The burgeoning rock scene of the mid-'90s eventually collapsed, imploded in a sense, and nearly every rock 'n' roll club ended up closing its doors. "Everybody's to blame for that time period. It was an adolescent scene," explains Adam Matza, former booking, marketing, and PR director for Squeeze. He traces the closing epidemic to several factors, the biggest being a supply-and-demand issue. "[In the mid-'90s] sports bars started doing bands; the number of venues tripled," he says. "It was an embarrassment of [a] wealth of places to play, and the bands started playing too much. It got to a point where people were like, 'I can see them next week, I can see them for free here. Why do I want to pay $5 to see them there?'" So attendance went down, the clubs started losing money, and doors were closed, leaving a gaping hole in Broward County's nightclub scene.
That hole may soon be filled. Several new clubs and promoters are bringing rock 'n' roll acts back to local stages, which should enable jonesing rock addicts to get their fixes. Below are brief profiles of three individuals who are attempting to eradicate the rock 'n' roll drought. Each has his or her own modus operandi and motivations, but collectively they're providing the county's rock 'n' roll scene with a diversity that offers the greatest potential for a rejuvenated rock scene.
Francine O'Toole, a garrulous twentysomething imported from New Jersey in 1992, is the rookie of the bunch, having entered the promoting business just three months ago. She's taken the independent tack, promoting local bands at clubs that don't normally host local rockers. "I love music," she says with an enthusiasm that punctuates her conversations. "But the only place I really knew of to see bands before was the Poor House [in Fort Lauderdale]. I just want to change the scene and have everybody communicating with each other so that people see that there are options."

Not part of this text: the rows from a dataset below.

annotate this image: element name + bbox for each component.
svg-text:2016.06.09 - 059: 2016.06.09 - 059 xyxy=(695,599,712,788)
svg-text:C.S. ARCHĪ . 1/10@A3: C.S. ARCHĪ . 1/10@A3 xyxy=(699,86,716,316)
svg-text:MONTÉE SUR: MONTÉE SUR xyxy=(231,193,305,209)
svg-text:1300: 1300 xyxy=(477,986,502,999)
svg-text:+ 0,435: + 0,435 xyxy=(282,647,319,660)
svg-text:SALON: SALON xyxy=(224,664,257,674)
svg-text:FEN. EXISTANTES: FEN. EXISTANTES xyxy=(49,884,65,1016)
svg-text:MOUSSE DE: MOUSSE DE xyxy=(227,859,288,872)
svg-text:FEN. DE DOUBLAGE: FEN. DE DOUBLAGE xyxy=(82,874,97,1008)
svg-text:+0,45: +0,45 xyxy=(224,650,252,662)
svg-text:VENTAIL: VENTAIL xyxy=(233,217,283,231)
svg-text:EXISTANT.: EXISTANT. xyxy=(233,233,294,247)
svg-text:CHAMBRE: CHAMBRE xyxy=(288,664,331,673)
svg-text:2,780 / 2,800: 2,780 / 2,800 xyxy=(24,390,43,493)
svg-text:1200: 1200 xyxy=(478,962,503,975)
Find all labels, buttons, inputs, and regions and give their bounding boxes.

Her interest in promoting began when she met the boys in West Palm Beach aggro outfit Gone Mad. Soon she was working as the band's publicist and booking agent. In early January she talked the owner of Kim's Alley Bar in downtown Fort Lauderdale into taking a crack at hosting locals. The members of Gone Mad built a stage at the bar, and O'Toole threw her first gig. But it wasn't enough. "When I did that show," she says, "I thought, 'There's so many places that these guys could play, I don't understand why there's not shows at all these bars.'"

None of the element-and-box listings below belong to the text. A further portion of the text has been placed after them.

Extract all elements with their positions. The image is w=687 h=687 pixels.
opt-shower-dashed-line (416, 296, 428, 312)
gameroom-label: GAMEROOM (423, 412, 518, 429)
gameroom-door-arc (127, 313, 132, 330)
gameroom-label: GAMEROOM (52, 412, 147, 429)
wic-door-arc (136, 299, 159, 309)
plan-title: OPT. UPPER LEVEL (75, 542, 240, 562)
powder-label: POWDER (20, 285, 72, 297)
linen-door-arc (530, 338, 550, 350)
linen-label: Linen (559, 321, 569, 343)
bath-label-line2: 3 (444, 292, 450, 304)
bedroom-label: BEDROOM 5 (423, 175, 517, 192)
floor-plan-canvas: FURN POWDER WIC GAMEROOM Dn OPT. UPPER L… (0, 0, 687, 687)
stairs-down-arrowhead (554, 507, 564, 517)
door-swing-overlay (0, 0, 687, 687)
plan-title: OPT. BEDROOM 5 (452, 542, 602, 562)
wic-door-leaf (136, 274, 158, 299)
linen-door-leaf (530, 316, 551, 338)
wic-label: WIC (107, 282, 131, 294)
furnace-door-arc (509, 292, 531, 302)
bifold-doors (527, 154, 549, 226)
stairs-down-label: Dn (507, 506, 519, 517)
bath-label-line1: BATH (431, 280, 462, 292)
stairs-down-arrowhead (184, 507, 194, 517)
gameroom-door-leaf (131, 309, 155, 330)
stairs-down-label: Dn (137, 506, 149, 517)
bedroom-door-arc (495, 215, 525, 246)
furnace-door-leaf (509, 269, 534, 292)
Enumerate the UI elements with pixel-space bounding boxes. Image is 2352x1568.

Putting her adrenaline-fueled mouth to good use, O'Toole continued to book and promote shows for Gone Mad, then added other local acts, such as Endo and Darwin's Waiting Room, to the list of bands she promotes. She's booked shows at Kim's, Roxy in Fort Lauderdale, and Grand Prix Race-O-Rama in Dania Beach. "I just got addicted," she explains.
O'Toole also has mounted a full-on press campaign, which has resulted in local radio appearances by the bands she promotes. "My main goal is to let audiences and bar owners know what's out there," she says. "People want to see music; it's part of everyone's life. I'm only one person, but I'm gonna try my hardest."

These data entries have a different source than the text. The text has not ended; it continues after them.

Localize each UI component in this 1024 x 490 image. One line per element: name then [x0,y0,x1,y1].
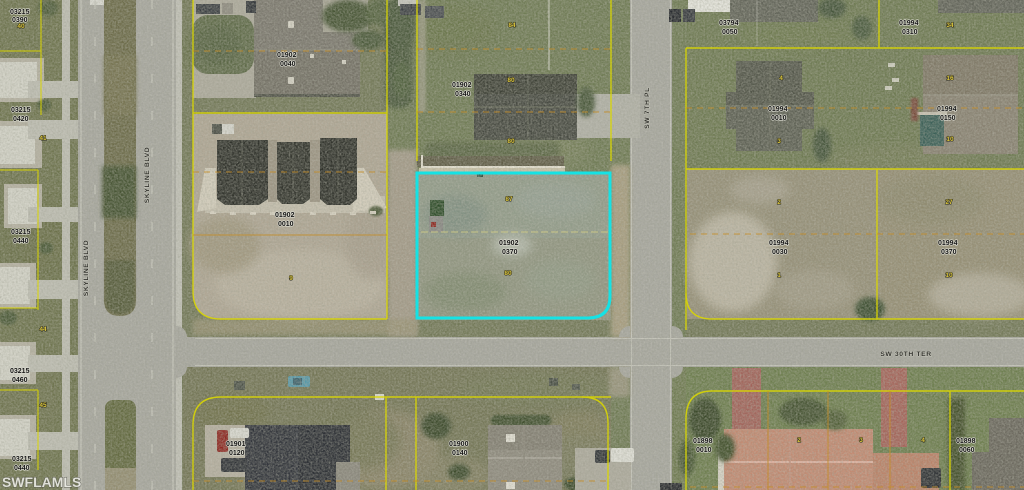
svg-text:0370: 0370 [941,249,957,256]
svg-text:0010: 0010 [771,115,787,122]
svg-text:84: 84 [508,22,516,29]
svg-text:0150: 0150 [940,115,956,122]
svg-text:03215: 03215 [12,456,32,463]
svg-text:0310: 0310 [902,29,918,36]
svg-text:0340: 0340 [455,91,471,98]
svg-text:0120: 0120 [229,450,245,457]
svg-text:01994: 01994 [899,20,919,27]
svg-text:03215: 03215 [11,107,31,114]
svg-text:41: 41 [39,135,47,142]
svg-text:01902: 01902 [452,82,472,89]
svg-text:0440: 0440 [13,238,29,245]
svg-text:01898: 01898 [956,438,976,445]
svg-text:9: 9 [289,275,293,282]
svg-text:16: 16 [946,75,954,82]
svg-text:80: 80 [507,77,515,84]
svg-text:4: 4 [779,75,783,82]
svg-text:01898: 01898 [693,438,713,445]
svg-text:80: 80 [504,270,512,277]
svg-text:80: 80 [507,138,515,145]
svg-text:0040: 0040 [280,61,296,68]
svg-text:SKYLINE BLVD: SKYLINE BLVD [83,240,90,297]
svg-text:SW 7TH PL: SW 7TH PL [644,87,651,129]
svg-text:0440: 0440 [14,465,30,472]
svg-text:4: 4 [921,437,925,444]
svg-text:01994: 01994 [938,240,958,247]
svg-text:34: 34 [946,22,954,29]
svg-text:1: 1 [777,272,781,279]
svg-text:01994: 01994 [769,240,789,247]
svg-text:3: 3 [859,437,863,444]
svg-text:01900: 01900 [449,441,469,448]
svg-text:01902: 01902 [277,52,297,59]
svg-text:0010: 0010 [278,221,294,228]
svg-text:01901: 01901 [226,441,246,448]
svg-text:10: 10 [945,272,953,279]
svg-text:01994: 01994 [768,106,788,113]
svg-text:10: 10 [946,136,954,143]
svg-text:0030: 0030 [772,249,788,256]
svg-text:0010: 0010 [696,447,712,454]
svg-text:01994: 01994 [937,106,957,113]
svg-text:03215: 03215 [10,368,30,375]
svg-text:0050: 0050 [722,29,738,36]
svg-text:0420: 0420 [13,116,29,123]
svg-text:40: 40 [17,23,25,30]
svg-text:0140: 0140 [452,450,468,457]
svg-text:0370: 0370 [502,249,518,256]
svg-text:2: 2 [797,437,801,444]
svg-text:SW 30TH TER: SW 30TH TER [880,351,932,358]
svg-text:01902: 01902 [499,240,519,247]
svg-text:2: 2 [777,199,781,206]
svg-text:3: 3 [777,138,781,145]
svg-text:27: 27 [945,199,953,206]
svg-text:45: 45 [39,402,47,409]
svg-text:03215: 03215 [10,9,30,16]
svg-text:01902: 01902 [275,212,295,219]
svg-text:0460: 0460 [12,377,28,384]
svg-text:87: 87 [505,196,513,203]
svg-text:0060: 0060 [959,447,975,454]
svg-text:03794: 03794 [719,20,739,27]
svg-text:SKYLINE BLVD: SKYLINE BLVD [144,147,151,204]
svg-text:03215: 03215 [11,229,31,236]
svg-text:SWFLAMLS: SWFLAMLS [2,474,81,490]
svg-text:44: 44 [39,326,47,333]
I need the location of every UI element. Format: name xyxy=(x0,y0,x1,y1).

(O'Toole's next show features Endo, Darwin's Waiting Room, and Gone Mad at Kim's Alley Bar, 1920 E. Sunrise Blvd., Fort Lauderdale, 954-763-7886, on Saturday, March 27, at 7:30 p.m.)
The Culture Room in Fort Lauderdale is the highest-profile outlet for local rock acts right now. Its owner, Greg Aliferis, is a seasoned veteran of the South Florida music industry, having booked national acts and managed venues in Broward and Miami-Dade counties since the early '80s. Last October he transformed his teen dance club, the Viper Room, into the Culture Room after receiving a long-sought liquor license. After opening, the club began hosting local rockers three nights a week, up to five bands each night, giving nearly any act a chance to play. "I always felt there was a true void there," Aliferis says of the limited number of rock venues available.